Above you see the beginning stages of the compost pile. Spent plants are being chopped up and added along with weeds and straw. The straw was being used as mulch this year. The goal is to clean the garden of all debris and reincarnate as compost and to prevent pests from overwintering in the debris. This pile was started mid-September. The bottom layer, I added about 5 inches of straw (carbon). Added a gallon of rain water to the top of that. Next added spent garden plants (green), then added some rain water. Next, added another layer of straw and some rain water. I have access to chicken manure from my folks, so added a layer of chicken manure (green) and wetted it down with some rain water. Next browns then greens and adding rain water to each layer. Add enough water to get the layers wet, not sopping wet.
A week later, the pile is reduced. The temperature stayed around 130 degrees Fahrenheit. At this time, it’s time to take out the manure fork and break the pile up (exercise). Once you take your pile out, add some more straw for the bottom and add rain water. Take what was the top of the pile and layer on top of the straw. Take what was the bottom layer and add. Add rain water, if needed. At this time, if you have any more spent plants, add them now. Then add the remainder of the compost, which will be the previous middle layer. If you have the room you could just set up another bin and add your layers to it. The idea is just to add oxygen and water if needed. A week later we flip again.
Everything is breaking down nicely as seen above. Just keep adding garden debris, rotating layers and your pile is going to retain heat and break down nicely. You also get a great workout.

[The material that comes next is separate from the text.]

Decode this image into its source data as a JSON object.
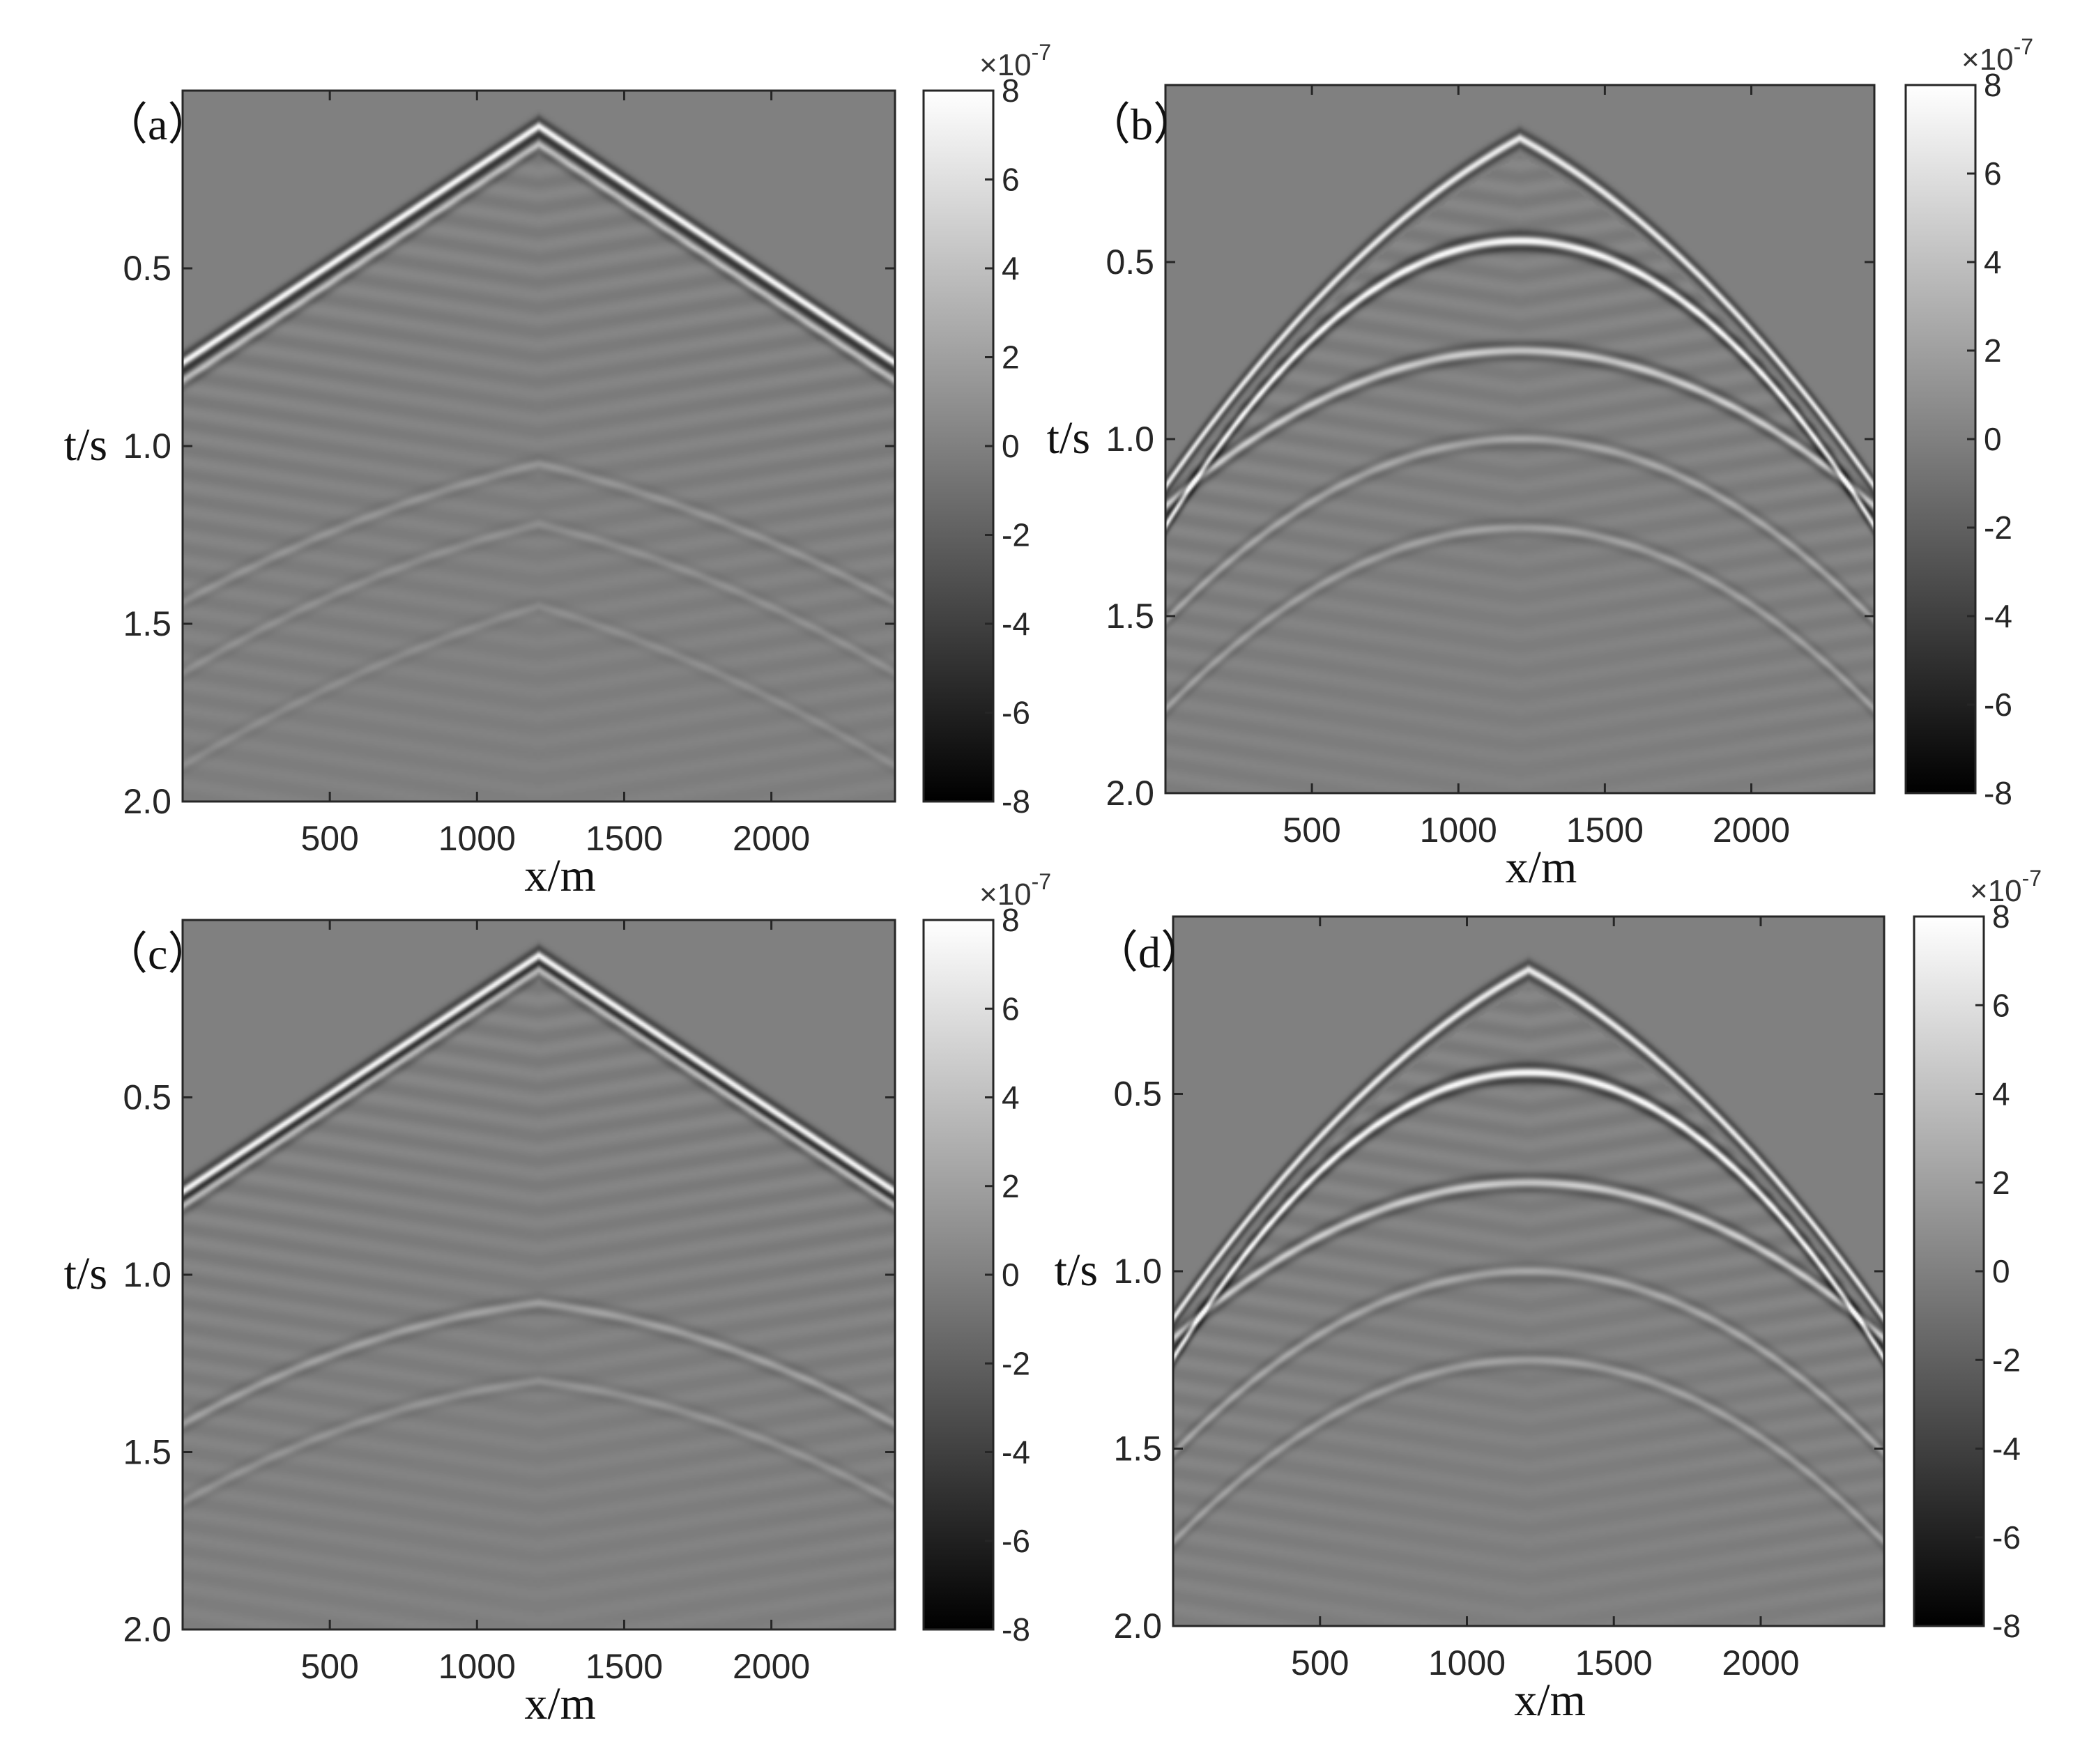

Greens used: sweet potato vines, spent fruit and vegetable plants, spent flower plants, hop bines, weeds, brewing waste, chicken manure
Browns used: Straw, dried bean vines, dead leaves
**Note: Since I am in town, I compost fruit/vegetable waste, coffee grounds with some brown materials to not attract mice and other pests. Once these scraps are rotted, I add it to the garden debris compost pile as a “green”.
Nothing is thrown out on the curb to be hauled away to a landfill – mission accomplished!